Three today. First, a shot of the River Walk (which I’ve mentioned before) on a rainy, misty day. Second, this is a garden structure in a hotel we stayed at in the King William District, which is one of the city’s more appealing neighborhoods. Tradition says it was named after Wilhelm I, King of Prussia, by one of the area’s many German immigrants.


And, finally, Martha at lunch in San Antonio during our 2019 trip there.



Footnotes:



1. True language isolates appear to be unrelated to any other existing tongue. They include, for example, ancient Sumerian (now extinct) and modern Basque. I’m told that scholars believe that Basque is the last surviving pre-Indo-European language of Europe. Who knows? Maybe when Cro-Magnon Man chatted about the weather with his Neanderthal neighbors, they used some kind of pre-pre-Basque.


2. For Indo-European origins, see Wikipedia here: https://en.wikipedia.org/wiki/Proto-Indo-European_homeland . For the Pontic-Caspian Steppe, go here: https://en.wikipedia.org/wiki/Pontic%E2%80%93Caspian_steppe


3. Ireland’s Celtic name, Éire, appears to be related to Aryan, a common term for “the people” among Proto-Indo-Europeans. https://en.wikipedia.org/wiki/%C3%89ire


Meanwhile, the furtherest East that the Indo-Europeans got seems to be the Tarim Basin, which is now in Xinjiang, China. This was the Tocharian people who were great travelers and traders and moved into the area perhaps as early 3000 BC. Alas, they didn’t actually call themselves “Tocharians.” That was a name applied to them by much later historians. I deeply regret this, because “Tucker” and “Tocharian” sort of sound alike and I’d love to pretend that I am secretly descended from Tocharian royalty. Hey. You have your fantasies. I have mine.

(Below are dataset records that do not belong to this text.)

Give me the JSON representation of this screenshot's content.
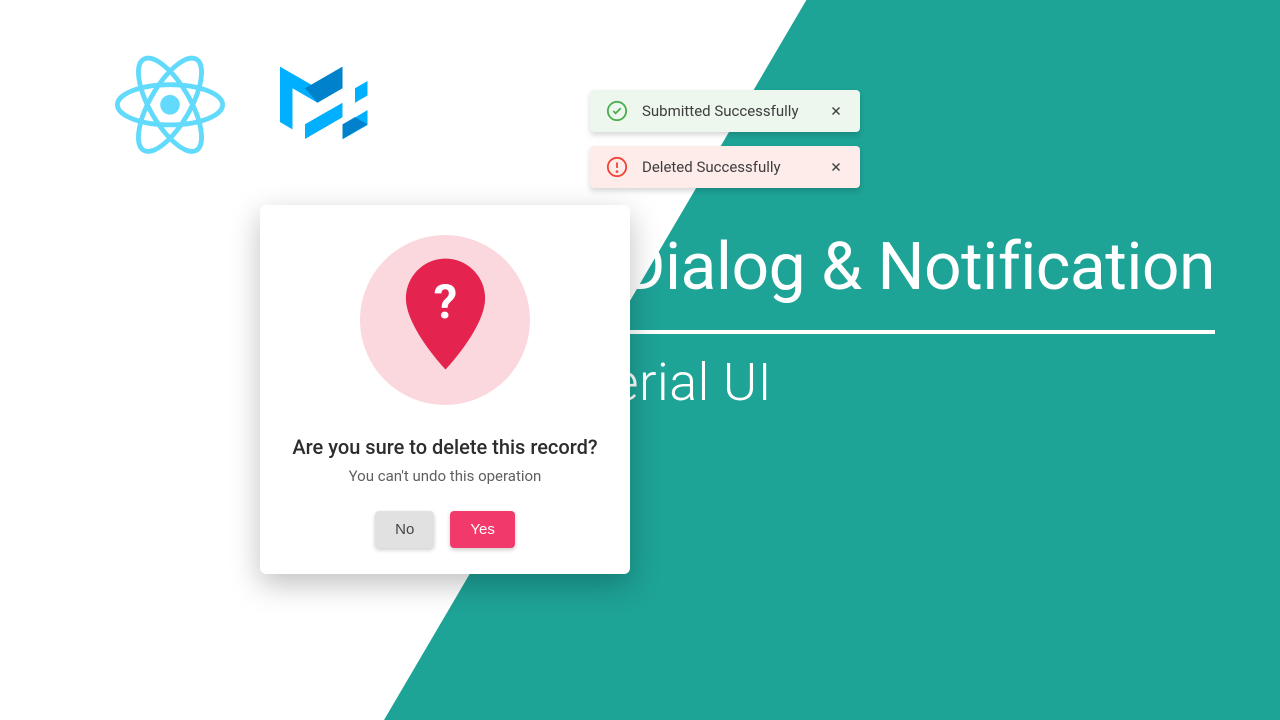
{
  "colors": {
    "teal": "#1ea397",
    "accent": "#f2396b",
    "success_bg": "#edf7ee",
    "error_bg": "#fdecea"
  },
  "alerts": {
    "success": {
      "text": "Submitted Successfully"
    },
    "error": {
      "text": "Deleted Successfully"
    }
  },
  "dialog": {
    "title": "Are you sure to delete this record?",
    "subtitle": "You can't undo this operation",
    "no_label": "No",
    "yes_label": "Yes"
  },
  "heading": {
    "line": "Confirm Dialog & Notification",
    "sub": "React Material UI"
  }
}
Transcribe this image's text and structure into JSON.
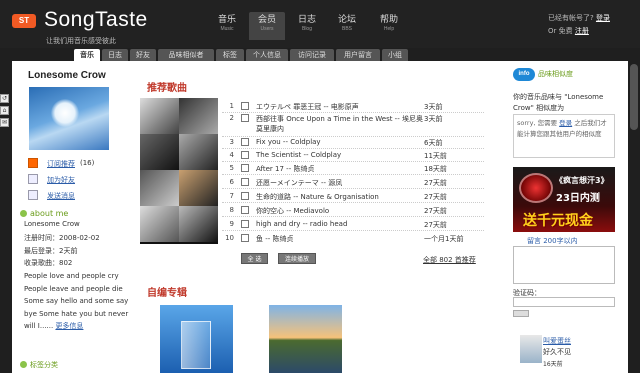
{
  "header": {
    "logo_badge": "ST",
    "logo_text": "SongTaste",
    "tagline": "让我们用音乐感受彼此",
    "nav": [
      {
        "zh": "音乐",
        "en": "Music"
      },
      {
        "zh": "会员",
        "en": "Users"
      },
      {
        "zh": "日志",
        "en": "Blog"
      },
      {
        "zh": "论坛",
        "en": "BBS"
      },
      {
        "zh": "帮助",
        "en": "Help"
      }
    ],
    "account_prefix": "已经有帐号了?",
    "login": "登录",
    "register_prefix": "Or 免费",
    "register": "注册"
  },
  "subtabs": [
    "音乐",
    "日志",
    "好友",
    "品味相似者",
    "标签",
    "个人信息",
    "访问记录",
    "用户留言",
    "小组"
  ],
  "profile": {
    "name": "Lonesome Crow",
    "actions": [
      {
        "label": "订阅推荐",
        "count": "(16)",
        "icon": "rss-icon"
      },
      {
        "label": "加为好友",
        "icon": "add-friend-icon"
      },
      {
        "label": "发送消息",
        "icon": "message-icon"
      }
    ],
    "about_title": "about me",
    "about_name": "Lonesome Crow",
    "register_time": "注册时间：2008-02-02",
    "last_login": "最后登录：2天前",
    "songs_count": "收录歌曲：802",
    "bio": "People love and people cry People leave and people die Some say hello and some say bye Some hate you but never will I......",
    "bio_more": "更多信息",
    "tag_category": "标签分类"
  },
  "edge_tools": [
    "↺",
    "⌂",
    "✉"
  ],
  "recommended": {
    "title": "推荐歌曲",
    "songs": [
      {
        "num": "1",
        "title": "エウテルペ 罪恶王冠 -- 电影原声",
        "time": "3天前"
      },
      {
        "num": "2",
        "title": "西部往事 Once Upon a Time in the West -- 埃尼奥 莫里康内",
        "time": "3天前"
      },
      {
        "num": "3",
        "title": "Fix you -- Coldplay",
        "time": "6天前"
      },
      {
        "num": "4",
        "title": "The Scientist -- Coldplay",
        "time": "11天前"
      },
      {
        "num": "5",
        "title": "After 17 -- 陈绮贞",
        "time": "18天前"
      },
      {
        "num": "6",
        "title": "还愿ーメインテーマ -- 源凤",
        "time": "27天前"
      },
      {
        "num": "7",
        "title": "生命的道路 -- Nature & Organisation",
        "time": "27天前"
      },
      {
        "num": "8",
        "title": "你的空心 -- Mediavolo",
        "time": "27天前"
      },
      {
        "num": "9",
        "title": "high and dry -- radio head",
        "time": "27天前"
      },
      {
        "num": "10",
        "title": "鱼 -- 陈绮贞",
        "time": "一个月1天前"
      }
    ],
    "select_all": "全 选",
    "play_continuous": "连续播放",
    "all_songs": "全部 802 首推荐"
  },
  "albums": {
    "title": "自编专辑"
  },
  "taste": {
    "badge": "info",
    "title": "品味相似度",
    "desc": "你的音乐品味与 \"Lonesome Crow\" 相似度为",
    "box_prefix": "sorry, 您需要",
    "box_login": "登录",
    "box_suffix": "之后我们才能计算您跟其他用户的相似度"
  },
  "ad": {
    "line1": "《疯言想汗3》",
    "line2": "23日内测",
    "line3": "送千元现金"
  },
  "message": {
    "label": "留言 200字以内",
    "verify": "验证码："
  },
  "visitor": {
    "name": "叫爱蛋丝",
    "status": "好久不见",
    "time": "16天前"
  }
}
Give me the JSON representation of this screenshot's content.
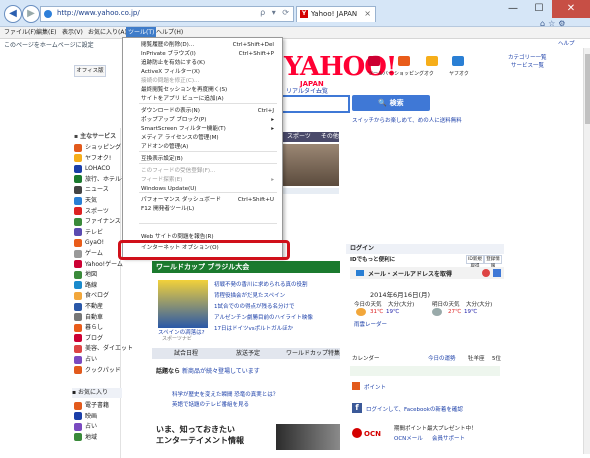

5. For the Uralic languages, see: https://en.wikipedia.org/wiki/Uralic_languages


6. At one time, it was thought that the Finnic-Uralic languages were part of a much larger language family, the Ural-Altaic languages, which included Turkic and, perhaps, East Asian languages as well. However, this idea has been abandoned in recent years. See https://en.wikipedia.org/wiki/Ural-Altaic_languages



The idea is that, presumably, the peoples who spoke Proto-Uralic languages adopted the horse and spread very much like the Indo-Europeans before them. Certainly this was the case with the Hungarians, whose horsemen became the terror of Europe in the 9th and 10th centuries. See: https://en.wikipedia.org/wiki/Hungarian_invasions_of_Europe


8. Early modern humans came out of Eastern Africa at least 70,000 years ago. Apparently, they moved along the coast of the Red Sea and into India, and when from there down into what is now Australia and along the Pacific coast of Asia. In fact, in the Bay of Bengal, you can find the North Sentinel Island, on which live the Sentinelese, one of the world’s last uncontacted tribes. Almost nothing is known of them, and they like it that way. Back in 2018, a far too enthusiastic missionary tried to land on the island to convert the heathen. The Sentinelese responded with a few well placed arrows and sent the missionary on to his reward.


Anyway, the Sentinelese seem to be directly descended from that very, very early wave of humans coming out of African and in the larger world. If you want to see what those pioneers looked like, look at the Sentinelese. For more on them, see their wikipedia entry, here: https://en.wikipedia.org/wiki/Sentinelese. For their origins in the original migration out of Africa, see this interesting article, “The most isolated tribe in the world?,” https://www.survivalinternational.org/about/mostisolated


Meanwhile, modern humans seem to have moved into Europe a bit after that, about 45,000 years ago, via the Balkans. In Europe, they met up with our close kin, the Neanderthals, who vanished not long after. The question has always been whether this transition was peaceful or otherwise. The fact that so many of us have Neanderthal genes makes me suspect that we made less war and more love.


9. I’m told that there have long been efforts to link Japanese and Finnish, particularly back in the days when academics were trying to shoehorn everything they could find into Ural-Altaic. In fact, it seems that the two languages sound a lot of alike. Alas, modern opinion is that’s accident. Japanese remains in its own language family, Japonic, which seems to have emerged in what is now central Korea before immigrating to Japan.